386. BI receives two annual reports from FIs. One is a report on governance by the BoD, which refers to compliance matters, including AML/CFT, in a general way. The second is dedicated to the effectiveness of AML/CFT controls, including reference to STRs/CTRs filed with the PPATK. BI also receives monthly transaction reports from MC on the number of purchase and sale transactions and from MVTS on incoming, outgoing and domestic remittances, together with monthly fraud reports.
It also receives reports on changes to the management structure, capital structure or shareholding of licensees as they occur. These provide useful information, as do self-assessment reports provided by licensees prior to an on-site inspection.
Overall, BI would benefit from receiving more detail from firms.

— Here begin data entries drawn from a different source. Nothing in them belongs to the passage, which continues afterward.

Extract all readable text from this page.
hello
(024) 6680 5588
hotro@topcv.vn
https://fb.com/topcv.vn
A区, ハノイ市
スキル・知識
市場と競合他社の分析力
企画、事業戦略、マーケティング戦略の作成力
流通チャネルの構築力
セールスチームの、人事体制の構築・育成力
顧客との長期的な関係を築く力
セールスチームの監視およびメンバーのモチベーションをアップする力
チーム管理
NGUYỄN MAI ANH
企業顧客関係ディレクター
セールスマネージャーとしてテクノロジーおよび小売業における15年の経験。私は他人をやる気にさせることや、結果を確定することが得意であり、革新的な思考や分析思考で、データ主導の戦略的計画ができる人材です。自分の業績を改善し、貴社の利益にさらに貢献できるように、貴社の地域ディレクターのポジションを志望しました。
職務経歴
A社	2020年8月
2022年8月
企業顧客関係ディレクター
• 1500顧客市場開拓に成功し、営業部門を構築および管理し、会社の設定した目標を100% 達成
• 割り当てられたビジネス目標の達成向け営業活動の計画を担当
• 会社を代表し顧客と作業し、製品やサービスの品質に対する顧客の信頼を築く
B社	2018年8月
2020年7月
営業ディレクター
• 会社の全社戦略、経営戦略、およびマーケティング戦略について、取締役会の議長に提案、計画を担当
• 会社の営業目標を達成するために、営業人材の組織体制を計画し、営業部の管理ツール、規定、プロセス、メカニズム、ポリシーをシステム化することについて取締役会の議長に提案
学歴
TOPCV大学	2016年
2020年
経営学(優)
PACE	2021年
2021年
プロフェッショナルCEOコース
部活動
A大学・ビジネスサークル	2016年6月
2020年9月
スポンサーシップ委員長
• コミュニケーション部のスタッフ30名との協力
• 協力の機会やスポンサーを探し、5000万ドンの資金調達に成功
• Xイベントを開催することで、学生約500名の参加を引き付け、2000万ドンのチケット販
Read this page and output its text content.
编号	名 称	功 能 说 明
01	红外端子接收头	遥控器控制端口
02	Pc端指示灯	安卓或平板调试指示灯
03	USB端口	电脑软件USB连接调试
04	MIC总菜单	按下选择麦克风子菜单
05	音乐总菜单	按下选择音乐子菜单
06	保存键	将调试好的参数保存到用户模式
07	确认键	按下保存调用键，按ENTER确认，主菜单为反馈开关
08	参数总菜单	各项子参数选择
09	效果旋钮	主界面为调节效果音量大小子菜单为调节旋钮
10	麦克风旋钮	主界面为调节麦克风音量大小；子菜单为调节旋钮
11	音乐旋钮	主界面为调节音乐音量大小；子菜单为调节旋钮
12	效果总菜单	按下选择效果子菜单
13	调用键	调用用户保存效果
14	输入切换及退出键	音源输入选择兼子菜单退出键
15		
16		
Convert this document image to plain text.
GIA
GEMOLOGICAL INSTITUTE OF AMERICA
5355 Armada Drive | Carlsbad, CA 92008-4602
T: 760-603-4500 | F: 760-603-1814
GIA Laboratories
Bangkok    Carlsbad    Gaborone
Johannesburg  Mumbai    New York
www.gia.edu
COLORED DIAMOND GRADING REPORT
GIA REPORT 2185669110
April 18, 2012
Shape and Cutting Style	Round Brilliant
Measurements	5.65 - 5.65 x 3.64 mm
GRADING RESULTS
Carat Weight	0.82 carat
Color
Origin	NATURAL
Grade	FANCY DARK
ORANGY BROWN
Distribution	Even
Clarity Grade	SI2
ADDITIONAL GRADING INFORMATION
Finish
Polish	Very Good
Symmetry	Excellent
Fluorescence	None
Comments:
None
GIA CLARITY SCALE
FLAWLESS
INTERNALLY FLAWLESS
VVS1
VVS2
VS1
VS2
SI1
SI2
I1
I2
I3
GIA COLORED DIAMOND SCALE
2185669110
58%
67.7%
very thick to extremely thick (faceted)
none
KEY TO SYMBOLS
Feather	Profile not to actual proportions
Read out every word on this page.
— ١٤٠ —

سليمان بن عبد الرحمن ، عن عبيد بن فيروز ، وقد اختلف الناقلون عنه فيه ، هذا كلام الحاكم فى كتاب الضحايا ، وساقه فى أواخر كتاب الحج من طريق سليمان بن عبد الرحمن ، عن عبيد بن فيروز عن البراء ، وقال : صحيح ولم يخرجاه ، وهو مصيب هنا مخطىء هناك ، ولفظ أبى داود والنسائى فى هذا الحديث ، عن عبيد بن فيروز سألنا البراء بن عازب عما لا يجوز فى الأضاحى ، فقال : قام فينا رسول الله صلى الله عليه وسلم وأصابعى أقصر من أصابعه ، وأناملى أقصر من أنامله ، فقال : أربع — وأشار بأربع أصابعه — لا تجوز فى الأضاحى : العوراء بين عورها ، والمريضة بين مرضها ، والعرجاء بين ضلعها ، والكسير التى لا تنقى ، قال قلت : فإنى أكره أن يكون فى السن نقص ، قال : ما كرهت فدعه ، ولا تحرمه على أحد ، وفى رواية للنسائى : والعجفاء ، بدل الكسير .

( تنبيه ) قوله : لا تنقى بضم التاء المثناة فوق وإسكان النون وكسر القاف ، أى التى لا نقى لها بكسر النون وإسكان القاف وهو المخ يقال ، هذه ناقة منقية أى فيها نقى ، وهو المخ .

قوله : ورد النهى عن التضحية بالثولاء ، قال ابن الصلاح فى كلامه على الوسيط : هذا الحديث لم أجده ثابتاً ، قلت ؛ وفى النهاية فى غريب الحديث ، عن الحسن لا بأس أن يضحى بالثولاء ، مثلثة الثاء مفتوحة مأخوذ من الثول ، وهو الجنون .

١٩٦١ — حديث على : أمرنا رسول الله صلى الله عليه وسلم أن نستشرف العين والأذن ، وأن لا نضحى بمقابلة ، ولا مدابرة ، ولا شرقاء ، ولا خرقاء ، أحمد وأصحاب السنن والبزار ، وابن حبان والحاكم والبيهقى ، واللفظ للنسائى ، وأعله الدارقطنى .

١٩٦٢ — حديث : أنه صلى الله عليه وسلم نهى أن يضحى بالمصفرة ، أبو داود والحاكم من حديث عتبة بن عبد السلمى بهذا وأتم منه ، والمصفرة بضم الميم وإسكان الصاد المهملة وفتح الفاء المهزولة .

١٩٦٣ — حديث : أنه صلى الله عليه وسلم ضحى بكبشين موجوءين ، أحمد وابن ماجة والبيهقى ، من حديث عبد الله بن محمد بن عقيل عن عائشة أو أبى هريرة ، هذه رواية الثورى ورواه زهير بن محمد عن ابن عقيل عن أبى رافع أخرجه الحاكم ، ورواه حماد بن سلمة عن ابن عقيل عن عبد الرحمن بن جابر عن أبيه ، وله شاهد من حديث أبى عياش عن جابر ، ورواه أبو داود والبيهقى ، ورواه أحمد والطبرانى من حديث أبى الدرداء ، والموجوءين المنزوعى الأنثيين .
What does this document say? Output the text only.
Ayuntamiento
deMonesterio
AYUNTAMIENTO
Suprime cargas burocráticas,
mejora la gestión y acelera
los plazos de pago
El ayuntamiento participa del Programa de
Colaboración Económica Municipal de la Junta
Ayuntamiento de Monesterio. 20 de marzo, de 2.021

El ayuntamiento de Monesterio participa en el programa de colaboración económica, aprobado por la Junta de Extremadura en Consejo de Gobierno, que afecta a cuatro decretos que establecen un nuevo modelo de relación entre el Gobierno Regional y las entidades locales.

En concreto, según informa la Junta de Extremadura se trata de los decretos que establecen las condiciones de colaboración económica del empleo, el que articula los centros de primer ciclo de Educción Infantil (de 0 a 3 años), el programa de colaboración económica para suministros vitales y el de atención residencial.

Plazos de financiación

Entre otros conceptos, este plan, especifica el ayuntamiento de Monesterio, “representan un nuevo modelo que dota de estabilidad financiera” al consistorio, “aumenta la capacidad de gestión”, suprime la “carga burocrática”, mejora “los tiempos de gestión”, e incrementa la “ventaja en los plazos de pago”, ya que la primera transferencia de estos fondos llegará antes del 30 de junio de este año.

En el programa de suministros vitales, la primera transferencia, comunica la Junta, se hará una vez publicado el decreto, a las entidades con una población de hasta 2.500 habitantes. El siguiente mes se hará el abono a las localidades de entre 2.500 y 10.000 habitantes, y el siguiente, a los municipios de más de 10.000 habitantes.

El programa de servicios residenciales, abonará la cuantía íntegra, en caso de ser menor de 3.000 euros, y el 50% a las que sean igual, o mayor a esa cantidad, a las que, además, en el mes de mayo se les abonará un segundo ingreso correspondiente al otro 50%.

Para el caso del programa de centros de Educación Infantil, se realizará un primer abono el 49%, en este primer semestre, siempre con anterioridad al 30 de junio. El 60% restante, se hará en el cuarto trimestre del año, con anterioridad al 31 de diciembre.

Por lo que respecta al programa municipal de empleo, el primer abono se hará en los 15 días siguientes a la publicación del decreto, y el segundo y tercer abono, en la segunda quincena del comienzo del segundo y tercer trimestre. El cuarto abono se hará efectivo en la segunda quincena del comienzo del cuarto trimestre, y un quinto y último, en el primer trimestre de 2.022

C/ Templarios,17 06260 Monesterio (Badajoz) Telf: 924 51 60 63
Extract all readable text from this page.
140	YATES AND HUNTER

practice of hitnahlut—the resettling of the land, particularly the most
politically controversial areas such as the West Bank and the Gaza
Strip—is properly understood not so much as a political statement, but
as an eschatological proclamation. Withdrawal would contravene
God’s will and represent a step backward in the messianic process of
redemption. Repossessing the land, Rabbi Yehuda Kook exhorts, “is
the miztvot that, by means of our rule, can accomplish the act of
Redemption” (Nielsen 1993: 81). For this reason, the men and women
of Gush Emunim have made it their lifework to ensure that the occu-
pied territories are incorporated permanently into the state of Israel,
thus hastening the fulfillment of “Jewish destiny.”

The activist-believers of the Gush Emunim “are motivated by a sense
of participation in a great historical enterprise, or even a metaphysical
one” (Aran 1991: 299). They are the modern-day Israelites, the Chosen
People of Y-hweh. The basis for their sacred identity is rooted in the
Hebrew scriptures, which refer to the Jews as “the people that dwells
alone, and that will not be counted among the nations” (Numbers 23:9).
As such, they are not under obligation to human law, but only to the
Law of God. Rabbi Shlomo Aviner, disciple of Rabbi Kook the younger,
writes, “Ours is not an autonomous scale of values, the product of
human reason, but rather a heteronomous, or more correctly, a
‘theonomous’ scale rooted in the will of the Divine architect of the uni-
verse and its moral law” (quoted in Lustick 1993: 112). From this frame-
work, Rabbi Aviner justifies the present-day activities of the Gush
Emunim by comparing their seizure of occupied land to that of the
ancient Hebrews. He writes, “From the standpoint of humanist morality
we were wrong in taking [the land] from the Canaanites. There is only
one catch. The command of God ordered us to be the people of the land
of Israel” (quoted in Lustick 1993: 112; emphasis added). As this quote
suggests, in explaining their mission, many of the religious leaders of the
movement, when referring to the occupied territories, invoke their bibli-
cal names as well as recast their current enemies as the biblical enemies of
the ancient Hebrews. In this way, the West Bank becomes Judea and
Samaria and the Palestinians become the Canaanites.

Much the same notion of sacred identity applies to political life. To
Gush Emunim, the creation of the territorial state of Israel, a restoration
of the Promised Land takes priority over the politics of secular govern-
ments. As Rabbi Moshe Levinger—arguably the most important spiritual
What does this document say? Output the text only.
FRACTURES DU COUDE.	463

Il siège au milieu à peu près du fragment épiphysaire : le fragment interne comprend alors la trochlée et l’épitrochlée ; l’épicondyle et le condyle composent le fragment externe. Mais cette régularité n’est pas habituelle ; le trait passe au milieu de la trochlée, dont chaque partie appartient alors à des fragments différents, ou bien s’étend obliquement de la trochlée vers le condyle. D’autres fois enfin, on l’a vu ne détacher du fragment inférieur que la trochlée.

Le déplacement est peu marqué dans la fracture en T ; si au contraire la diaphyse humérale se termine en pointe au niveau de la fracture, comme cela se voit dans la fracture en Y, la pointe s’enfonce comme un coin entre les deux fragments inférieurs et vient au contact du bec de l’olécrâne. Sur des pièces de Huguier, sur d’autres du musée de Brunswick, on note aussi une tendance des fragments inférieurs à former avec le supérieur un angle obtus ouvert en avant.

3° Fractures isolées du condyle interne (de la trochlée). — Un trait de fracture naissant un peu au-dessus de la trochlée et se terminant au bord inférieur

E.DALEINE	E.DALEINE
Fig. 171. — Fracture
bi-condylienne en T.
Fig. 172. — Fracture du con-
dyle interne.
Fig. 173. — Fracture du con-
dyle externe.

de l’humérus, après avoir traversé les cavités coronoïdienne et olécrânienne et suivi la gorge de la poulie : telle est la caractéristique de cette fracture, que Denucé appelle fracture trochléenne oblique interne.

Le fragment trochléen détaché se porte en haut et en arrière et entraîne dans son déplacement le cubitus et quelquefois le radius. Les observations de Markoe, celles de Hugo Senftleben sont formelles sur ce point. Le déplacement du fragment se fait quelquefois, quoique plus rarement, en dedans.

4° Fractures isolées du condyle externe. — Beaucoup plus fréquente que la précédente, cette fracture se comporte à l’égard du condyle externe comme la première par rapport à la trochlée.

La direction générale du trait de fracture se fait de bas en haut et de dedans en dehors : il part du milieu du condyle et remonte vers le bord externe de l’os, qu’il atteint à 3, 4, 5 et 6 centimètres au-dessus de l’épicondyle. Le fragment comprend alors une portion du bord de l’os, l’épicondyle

387. FIs are risk rated into one of five risk levels. The general pattern has been for ratings to reduce in riskiness; the AT has a concern that the absence of any MC or MVTS rated as high risk (dating back several years) means that the risk profiling methodology is unbalanced to some extent. BI demonstrated thoughtfulness of approach, including consideration of regional risks, and has noted that a focus on outreach has had a positive effect on controls. Risk ratings are considered annually and after trigger events. Ratings have changed as a result. Overall, there is scope for greater detail in the risk assessment.